Lyme disease typically peaks in May through July, when the ticks that carry the disease are most active. More than 90 percent of Lyme cases pop up in the Northeast, Upper Midwest, and mid-Atlantic.

Lyme disease spreads in humans when people get bitten by tiny vampires | Lyme disease spread in humans

Lyme is the most common vector-borne disease in the US, more common than West Nile or Zika virus. But unlike Zika, which is transmitted from mosquitoes to humans, the bacteria that causes Lyme, Borrelia burgdorferi, reaches people through tick bites after moving through a chain of other species.

Lyme disease spread in humans | B. burgdorferi typically live in mice, chipmunks, birds, and deer in wooded areas. And these are all animals that ticks feast on. The tick is in fact quite vampire-like — not an insect, but in the same family as the spider, mite, and scorpion — and progresses through its three life stages fueled by the blood of mammals.

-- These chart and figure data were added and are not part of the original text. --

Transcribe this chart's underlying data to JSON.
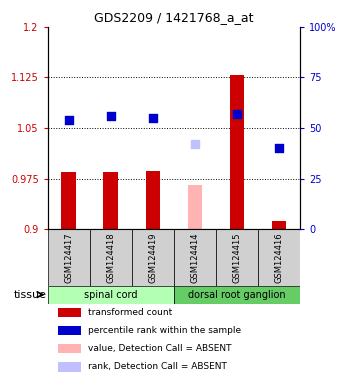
{
  "title": "GDS2209 / 1421768_a_at",
  "samples": [
    "GSM124417",
    "GSM124418",
    "GSM124419",
    "GSM124414",
    "GSM124415",
    "GSM124416"
  ],
  "groups": [
    {
      "label": "spinal cord",
      "indices": [
        0,
        1,
        2
      ],
      "color": "#b3ffb3"
    },
    {
      "label": "dorsal root ganglion",
      "indices": [
        3,
        4,
        5
      ],
      "color": "#66cc66"
    }
  ],
  "bar_values": [
    0.984,
    0.984,
    0.986,
    null,
    1.128,
    0.912
  ],
  "bar_absent": [
    false,
    false,
    false,
    true,
    false,
    false
  ],
  "absent_bar_value": 0.966,
  "dot_values_pct": [
    54,
    56,
    55,
    null,
    57,
    40
  ],
  "dot_absent": [
    false,
    false,
    false,
    true,
    false,
    false
  ],
  "absent_dot_pct": 42,
  "ylim_left": [
    0.9,
    1.2
  ],
  "ylim_right": [
    0,
    100
  ],
  "yticks_left": [
    0.9,
    0.975,
    1.05,
    1.125,
    1.2
  ],
  "yticks_right": [
    0,
    25,
    50,
    75,
    100
  ],
  "ytick_labels_left": [
    "0.9",
    "0.975",
    "1.05",
    "1.125",
    "1.2"
  ],
  "ytick_labels_right": [
    "0",
    "25",
    "50",
    "75",
    "100%"
  ],
  "hlines": [
    0.975,
    1.05,
    1.125
  ],
  "bar_width": 0.35,
  "red_color": "#cc0000",
  "blue_color": "#0000cc",
  "pink_color": "#ffb3b3",
  "lavender_color": "#c0c0ff",
  "dot_size": 40,
  "tissue_label": "tissue",
  "legend_items": [
    {
      "color": "#cc0000",
      "label": "transformed count"
    },
    {
      "color": "#0000cc",
      "label": "percentile rank within the sample"
    },
    {
      "color": "#ffb3b3",
      "label": "value, Detection Call = ABSENT"
    },
    {
      "color": "#c0c0ff",
      "label": "rank, Detection Call = ABSENT"
    }
  ]
}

That includes humans. They’re attracted to the warmth and carbon dioxide we give off. Though they can’t jump or fly, they typically crawl onto us (and other animals) when we brush against them — walking through tall grass, playing in fields. If the ticks are carrying Lyme or other pathogens, they can infect us when they bite. (The precise amount of time a tick needs to be attached to the skin to transmit Lyme isn’t known — though many claim it takes 24 to 36 hours. What is clear: The risk of infection increases the longer a tick is attached.)